If you're developing in your design system package that is built with @tamagui/build, esbuild will strip this banner. You can try using //! debug (esbuild only preserves comments at the top that start with //!), but still occasionally esbuild will insert a helpers above the comment, breaking it, so be sure to check the built file in dist/jsx.

Debug prop

Adding debug to any Tamagui component will output a lot of information on what's going on at runtime. Use it like so:

import { Button } from 'tamagui'
export default () => <Button debug>Hello world</Button>

And you'll see props, styles, and a variety of variables relevant to processing them.

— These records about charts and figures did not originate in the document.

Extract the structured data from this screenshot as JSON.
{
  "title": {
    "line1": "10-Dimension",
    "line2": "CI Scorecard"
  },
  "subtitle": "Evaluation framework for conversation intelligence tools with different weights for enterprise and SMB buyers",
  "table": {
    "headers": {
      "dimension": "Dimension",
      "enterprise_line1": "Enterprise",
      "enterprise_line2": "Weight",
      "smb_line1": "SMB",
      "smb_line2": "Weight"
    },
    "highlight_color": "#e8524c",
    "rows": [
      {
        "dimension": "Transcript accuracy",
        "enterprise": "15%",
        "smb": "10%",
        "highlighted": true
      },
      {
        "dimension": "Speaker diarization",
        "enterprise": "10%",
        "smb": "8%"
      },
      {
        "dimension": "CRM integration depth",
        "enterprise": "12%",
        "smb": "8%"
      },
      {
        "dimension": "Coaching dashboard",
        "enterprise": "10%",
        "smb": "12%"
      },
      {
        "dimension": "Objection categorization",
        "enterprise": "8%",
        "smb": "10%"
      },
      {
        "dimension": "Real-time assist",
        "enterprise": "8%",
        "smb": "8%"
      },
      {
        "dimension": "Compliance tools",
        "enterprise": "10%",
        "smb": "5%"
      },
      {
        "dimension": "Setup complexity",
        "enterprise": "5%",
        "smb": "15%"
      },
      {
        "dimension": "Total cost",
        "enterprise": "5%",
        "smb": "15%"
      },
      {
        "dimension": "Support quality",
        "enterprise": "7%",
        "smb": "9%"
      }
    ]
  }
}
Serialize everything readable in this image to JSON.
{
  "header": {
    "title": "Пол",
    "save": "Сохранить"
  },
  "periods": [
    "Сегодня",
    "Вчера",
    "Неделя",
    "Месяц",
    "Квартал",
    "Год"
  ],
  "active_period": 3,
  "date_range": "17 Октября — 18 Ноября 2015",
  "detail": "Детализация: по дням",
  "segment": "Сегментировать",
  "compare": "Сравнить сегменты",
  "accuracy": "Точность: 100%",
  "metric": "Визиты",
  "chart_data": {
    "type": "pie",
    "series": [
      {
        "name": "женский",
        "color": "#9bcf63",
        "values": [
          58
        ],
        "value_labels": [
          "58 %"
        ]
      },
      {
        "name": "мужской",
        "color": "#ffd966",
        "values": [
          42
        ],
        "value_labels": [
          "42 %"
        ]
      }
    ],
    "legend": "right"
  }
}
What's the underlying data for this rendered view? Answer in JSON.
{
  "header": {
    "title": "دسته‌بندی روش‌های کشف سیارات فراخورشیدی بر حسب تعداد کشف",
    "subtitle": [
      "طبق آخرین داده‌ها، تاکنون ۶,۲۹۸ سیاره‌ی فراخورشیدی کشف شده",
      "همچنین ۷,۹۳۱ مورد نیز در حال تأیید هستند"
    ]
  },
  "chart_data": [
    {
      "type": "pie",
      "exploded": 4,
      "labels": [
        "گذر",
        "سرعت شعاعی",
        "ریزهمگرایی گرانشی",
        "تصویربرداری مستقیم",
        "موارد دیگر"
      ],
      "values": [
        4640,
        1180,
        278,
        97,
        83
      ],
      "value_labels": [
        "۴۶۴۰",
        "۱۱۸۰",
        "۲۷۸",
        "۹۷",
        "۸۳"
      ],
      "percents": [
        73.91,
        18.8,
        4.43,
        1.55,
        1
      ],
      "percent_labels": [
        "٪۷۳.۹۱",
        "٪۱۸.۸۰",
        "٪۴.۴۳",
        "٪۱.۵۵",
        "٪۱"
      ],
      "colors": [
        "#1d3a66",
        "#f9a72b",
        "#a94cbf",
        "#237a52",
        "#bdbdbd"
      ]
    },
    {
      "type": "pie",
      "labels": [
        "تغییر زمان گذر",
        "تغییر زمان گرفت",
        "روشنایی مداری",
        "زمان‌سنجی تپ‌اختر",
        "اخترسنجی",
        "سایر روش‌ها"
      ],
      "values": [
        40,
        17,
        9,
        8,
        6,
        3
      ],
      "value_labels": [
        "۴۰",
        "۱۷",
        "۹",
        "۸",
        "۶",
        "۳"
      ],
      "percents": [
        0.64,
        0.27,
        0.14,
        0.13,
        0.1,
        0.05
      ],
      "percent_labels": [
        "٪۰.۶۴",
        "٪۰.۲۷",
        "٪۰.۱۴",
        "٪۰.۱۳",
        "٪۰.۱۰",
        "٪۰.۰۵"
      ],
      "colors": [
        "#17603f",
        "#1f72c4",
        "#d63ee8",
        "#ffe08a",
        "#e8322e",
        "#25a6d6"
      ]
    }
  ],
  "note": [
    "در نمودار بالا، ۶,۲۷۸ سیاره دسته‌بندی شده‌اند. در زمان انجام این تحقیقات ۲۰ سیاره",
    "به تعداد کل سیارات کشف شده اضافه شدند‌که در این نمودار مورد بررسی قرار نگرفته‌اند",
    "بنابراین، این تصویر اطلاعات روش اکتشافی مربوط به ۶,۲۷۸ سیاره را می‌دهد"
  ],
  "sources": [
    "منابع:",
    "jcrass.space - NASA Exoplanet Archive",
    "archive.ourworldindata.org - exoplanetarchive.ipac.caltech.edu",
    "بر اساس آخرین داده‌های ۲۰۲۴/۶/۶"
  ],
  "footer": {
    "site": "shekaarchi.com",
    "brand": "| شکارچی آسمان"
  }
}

You can do <Button debug="break" /> to have it break at the beginning of rendering, or <Button debug="verbose" /> to have it output more detailed debug information.

DEBUG env

If you set DEBUG=tamagui before your build command, you will get the full debug output of every file built. This is useful for seeing everything that's happening across every file, and especially helpful for diagnosing production issues.

Runtime introspection

In development mode, Tamagui sets the variable Tamagui onto globalThis with a lot of helpful internals, including your entire parsed config from tamagui.config.ts.

Beyond your config, you have:

  • allSelectors: All the selectors inserted by Tamagui (before runtime).

Inspecting Components

Any styled() component will have a staticConfig property attached to it:

const Circle = styled(View, {
borderRadius: 1000,
})
console.log(Circle.staticConfig) // lots of helpful information
  • componentName is taken from the name key
  • variants contains the merged variants including parents.
  • defaultProps is the extracted props left to use as defaults on the component.